The doomed characters aren't quite as annoying as most of the original 'shouty' one-dimensional cast of the 1972 version were, but against that neither Kurt Russell nor Josh Lucas deliver anything like the strong performances Gene Hackman and Shelley Winters gave in the original. The real stars here are the special effects - and the water - and the effects have been very much updated, with that ridiculously large budget all pretty much evident on screen. Water is very much Petersen's medium of course, having previously made Das Boot and The Perfect Storm.
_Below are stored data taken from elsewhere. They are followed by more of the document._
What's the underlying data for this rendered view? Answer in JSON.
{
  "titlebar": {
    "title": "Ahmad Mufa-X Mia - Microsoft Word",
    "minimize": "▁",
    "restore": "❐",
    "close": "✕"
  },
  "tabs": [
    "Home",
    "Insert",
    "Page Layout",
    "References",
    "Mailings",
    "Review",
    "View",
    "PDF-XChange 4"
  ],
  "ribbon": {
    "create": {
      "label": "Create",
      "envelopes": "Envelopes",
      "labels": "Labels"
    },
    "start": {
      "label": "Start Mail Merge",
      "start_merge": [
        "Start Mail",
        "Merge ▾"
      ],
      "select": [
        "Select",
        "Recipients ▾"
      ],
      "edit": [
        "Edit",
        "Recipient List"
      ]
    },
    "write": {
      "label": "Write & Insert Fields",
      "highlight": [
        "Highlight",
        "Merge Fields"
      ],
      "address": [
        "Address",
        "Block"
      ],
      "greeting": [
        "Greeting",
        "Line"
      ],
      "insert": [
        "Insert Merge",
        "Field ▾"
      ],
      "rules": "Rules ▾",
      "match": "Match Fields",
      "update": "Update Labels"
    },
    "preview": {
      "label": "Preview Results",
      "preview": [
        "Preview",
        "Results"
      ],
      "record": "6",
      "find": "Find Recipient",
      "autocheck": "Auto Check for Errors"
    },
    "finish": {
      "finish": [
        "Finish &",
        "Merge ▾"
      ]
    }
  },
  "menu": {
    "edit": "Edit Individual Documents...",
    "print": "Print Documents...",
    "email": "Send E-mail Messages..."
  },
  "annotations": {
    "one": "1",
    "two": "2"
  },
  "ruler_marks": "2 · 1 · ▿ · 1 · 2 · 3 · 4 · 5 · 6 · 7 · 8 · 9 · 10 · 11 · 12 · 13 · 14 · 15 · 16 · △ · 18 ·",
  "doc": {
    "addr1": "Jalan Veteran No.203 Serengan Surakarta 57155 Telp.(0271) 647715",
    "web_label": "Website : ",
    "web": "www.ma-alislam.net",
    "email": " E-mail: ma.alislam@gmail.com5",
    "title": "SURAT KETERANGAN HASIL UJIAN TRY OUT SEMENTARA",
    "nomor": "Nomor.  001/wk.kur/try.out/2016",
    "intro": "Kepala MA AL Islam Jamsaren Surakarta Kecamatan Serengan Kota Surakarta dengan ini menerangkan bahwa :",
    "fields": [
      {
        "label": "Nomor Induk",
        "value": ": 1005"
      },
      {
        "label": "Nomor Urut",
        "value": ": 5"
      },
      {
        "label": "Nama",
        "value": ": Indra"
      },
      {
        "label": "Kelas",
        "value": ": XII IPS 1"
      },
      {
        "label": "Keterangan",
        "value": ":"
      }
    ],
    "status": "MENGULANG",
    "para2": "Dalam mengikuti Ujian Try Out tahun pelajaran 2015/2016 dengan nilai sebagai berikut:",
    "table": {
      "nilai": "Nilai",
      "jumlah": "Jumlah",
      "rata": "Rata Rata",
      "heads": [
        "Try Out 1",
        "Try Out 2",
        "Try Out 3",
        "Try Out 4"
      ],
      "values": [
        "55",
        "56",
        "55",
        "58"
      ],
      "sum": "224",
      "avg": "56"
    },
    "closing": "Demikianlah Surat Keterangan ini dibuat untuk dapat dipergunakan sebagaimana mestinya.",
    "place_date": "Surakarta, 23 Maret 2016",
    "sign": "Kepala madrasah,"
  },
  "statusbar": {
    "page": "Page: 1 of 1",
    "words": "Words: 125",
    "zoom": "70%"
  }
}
The new film, clocking in at just over 90 minutes, is shorter than the original, but felt just as long somehow, even though the pace never felt sluggish. If you're looking for strong character development and a great story this isn't for you. If you're looking for pretty brainless, but well executed eye candy hokum on a Saturday night the film's well worth a look.
The picture transfer is good, with excellent use of surround sound, as one would expect from a bug-budget disaster movie like this. Extra's wise, there's just a single 22 minute featurette and a trailer, although the featurette is not the usual marketing fluff and gives some interesting behind-the-scenes interviews and explanations of how the effects were achieved. With not much else out this week you could do worse than pick up a copy of this, particularly if you like to see special effects done the way only very big budget Hollywood movies can do them.